这种区别通常很微妙，但它可能会对应用程序的性能产生巨大影响。

记忆化

"记忆化" 是一个花哨的词，意思是计算出的值存储在查找表中，而不是在每次后续调用时重新计算。运行时间长的纯函数（即没有副作用的函数）是记忆化的良好候选者。考虑计算斐波那契数的递归定义

> #time;;

--> Timing now on

> let rec fib n =
    if n = 0I then 0I
    elif n = 1I then 1I
    else fib (n - 1I) + fib(n - 2I);;
Real: 00:00:00.000, CPU: 00:00:00.000, GC gen0: 0, gen1: 0, gen2: 0

val fib : Math.bigint -> Math.bigint

> fib 35I;;
Real: 00:00:23.557, CPU: 00:00:23.515, GC gen0: 2877, gen1: 3, gen2: 0
val it : Math.bigint = 9227465I

超过 fib 35I，函数的运行时间变得难以忍受。对 fib 函数的每次递归调用都会丢弃所有对 fib(n - 1I) 和 fib(n - 2I) 的中间计算，使其运行时间复杂度约为 O(2^n)。如果我们将所有这些中间计算保存在查找表中会怎样？以下是 fib 函数的记忆化版本

> #time;;

--> Timing now on

> let rec fib =
    let dict = new System.Collections.Generic.Dictionary<_,_>()
    fun n ->
        match dict.TryGetValue(n) with
        | true, v -> v
        | false, _ -> 
            let temp =
                if n = 0I then 0I
                elif n = 1I then 1I
                else fib (n - 1I) + fib(n - 2I)
            dict.Add(n, temp)
            temp;;

val fib : (Math.bigint -> Math.bigint)

> fib 35I;;
Real: 00:00:00.000, CPU: 00:00:00.000, GC gen0: 0, gen1: 0, gen2: 0
val it : Math.bigint = 9227465I

好多了！这个版本的 fib 函数几乎可以立即运行。事实上，由于我们只计算 fib(n) 的值一次，字典查找是一个 O(1) 操作，因此这个 fib 函数的运行时间为 O(n)。
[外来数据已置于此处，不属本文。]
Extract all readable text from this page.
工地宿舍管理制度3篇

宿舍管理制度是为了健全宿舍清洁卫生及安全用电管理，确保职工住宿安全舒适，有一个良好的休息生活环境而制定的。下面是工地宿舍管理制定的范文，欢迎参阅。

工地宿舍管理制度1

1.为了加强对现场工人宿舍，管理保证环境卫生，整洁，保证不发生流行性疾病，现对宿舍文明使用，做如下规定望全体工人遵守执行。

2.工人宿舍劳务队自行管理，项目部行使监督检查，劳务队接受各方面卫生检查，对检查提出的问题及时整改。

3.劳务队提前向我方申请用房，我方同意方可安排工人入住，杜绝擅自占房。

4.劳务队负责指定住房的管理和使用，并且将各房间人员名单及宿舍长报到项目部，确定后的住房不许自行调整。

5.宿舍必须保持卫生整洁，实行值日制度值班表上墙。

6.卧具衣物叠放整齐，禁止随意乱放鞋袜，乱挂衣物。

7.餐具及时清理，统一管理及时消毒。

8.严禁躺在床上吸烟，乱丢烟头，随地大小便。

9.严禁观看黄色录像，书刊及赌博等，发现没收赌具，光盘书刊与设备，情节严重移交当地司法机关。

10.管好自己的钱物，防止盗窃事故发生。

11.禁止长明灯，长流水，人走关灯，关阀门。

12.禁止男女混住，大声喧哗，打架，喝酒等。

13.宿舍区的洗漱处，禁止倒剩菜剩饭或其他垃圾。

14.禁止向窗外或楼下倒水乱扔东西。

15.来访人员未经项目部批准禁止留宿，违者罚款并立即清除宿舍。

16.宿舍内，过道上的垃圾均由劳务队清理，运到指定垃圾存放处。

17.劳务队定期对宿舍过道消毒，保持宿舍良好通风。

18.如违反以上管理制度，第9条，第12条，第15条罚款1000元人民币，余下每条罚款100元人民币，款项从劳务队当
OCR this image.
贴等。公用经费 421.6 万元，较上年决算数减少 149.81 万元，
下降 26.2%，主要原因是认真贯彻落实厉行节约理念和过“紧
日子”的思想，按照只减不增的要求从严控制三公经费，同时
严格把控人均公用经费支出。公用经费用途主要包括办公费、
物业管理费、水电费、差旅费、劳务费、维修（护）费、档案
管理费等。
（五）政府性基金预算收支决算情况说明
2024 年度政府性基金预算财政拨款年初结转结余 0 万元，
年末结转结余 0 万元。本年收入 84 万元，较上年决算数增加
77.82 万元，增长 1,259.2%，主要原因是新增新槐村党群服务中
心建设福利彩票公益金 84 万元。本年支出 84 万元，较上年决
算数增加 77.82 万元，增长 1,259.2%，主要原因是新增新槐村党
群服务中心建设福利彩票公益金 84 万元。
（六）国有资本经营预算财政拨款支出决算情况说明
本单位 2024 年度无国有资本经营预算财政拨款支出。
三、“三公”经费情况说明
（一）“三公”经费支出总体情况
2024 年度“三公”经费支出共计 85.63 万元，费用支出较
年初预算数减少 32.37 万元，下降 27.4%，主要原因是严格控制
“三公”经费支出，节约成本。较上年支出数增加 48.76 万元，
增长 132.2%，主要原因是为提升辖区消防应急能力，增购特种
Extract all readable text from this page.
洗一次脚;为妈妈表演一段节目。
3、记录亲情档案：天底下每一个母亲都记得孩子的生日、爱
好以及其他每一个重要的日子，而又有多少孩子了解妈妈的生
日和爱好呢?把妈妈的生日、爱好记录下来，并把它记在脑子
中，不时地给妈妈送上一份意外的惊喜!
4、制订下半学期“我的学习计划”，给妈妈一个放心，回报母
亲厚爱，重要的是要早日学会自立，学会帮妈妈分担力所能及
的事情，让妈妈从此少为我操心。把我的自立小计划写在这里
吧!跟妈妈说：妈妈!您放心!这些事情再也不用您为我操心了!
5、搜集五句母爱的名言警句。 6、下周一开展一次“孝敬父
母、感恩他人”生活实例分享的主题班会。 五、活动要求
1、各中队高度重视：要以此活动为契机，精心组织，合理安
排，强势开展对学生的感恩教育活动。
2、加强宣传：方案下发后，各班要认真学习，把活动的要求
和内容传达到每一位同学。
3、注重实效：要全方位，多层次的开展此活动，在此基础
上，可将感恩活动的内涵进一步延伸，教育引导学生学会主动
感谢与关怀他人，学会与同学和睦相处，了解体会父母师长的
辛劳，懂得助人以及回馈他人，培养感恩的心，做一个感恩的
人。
注意所有记忆化逻辑都包含在 fib 函数中。我们可以编写一个更通用的函数来记忆化任何函数

let memoize f =
    let dict = new System.Collections.Generic.Dictionary<_,_>()
    fun n ->
        match dict.TryGetValue(n) with
        | (true, v) -> v
        | _ ->
            let temp = f(n)
            dict.Add(n, temp)
            temp
            
let rec fib = memoize(fun n ->
    if n = 0I then 0I
    elif n = 1I then 1I
    else fib (n - 1I) + fib (n - 2I) )

注意： 非常重要的是要记住上面的实现不是线程安全的 - 如果字典将被多个线程访问，则应在添加/检索项目之前锁定字典。

此外，虽然字典查找在恒定时间内发生，但字典使用的哈希函数可能需要任意长的时间才能执行（这在字符串中尤其如此，其中哈希字符串所需的时间与其长度成正比）。因此，记忆化的函数完全有可能比非记忆化的函数性能更差。始终分析代码以确定是否需要优化，以及记忆化是否真正提高了性能。

延迟值

F# 的 lazy 数据类型是一个有趣的原语，它会延迟对值的评估，直到实际需要该值为止。一旦计算出来，延迟值就会被缓存以供以后重复使用

> let x = lazy(printfn "I'm lazy"; 5 + 5);;

val x : Lazy<int> = <unevaluated>

> x.Force();; (* Should print "I'm lazy" *)
I'm lazy
val it : int = 10

> x.Force();; (* Value already computed, should not print "I'm lazy" again *)
val it : int = 10

F# 使用一些编译器魔法来避免在声明时评估表达式 (printfn "I'm lazy"; 5 + 5)。延迟值可能是最简单的缓存形式，但它们可以用来创建一些有趣而复杂的数据结构。例如，两个 F# 数据结构是在延迟值之上实现的，即 F# 的延迟列表和 Seq.cache 方法。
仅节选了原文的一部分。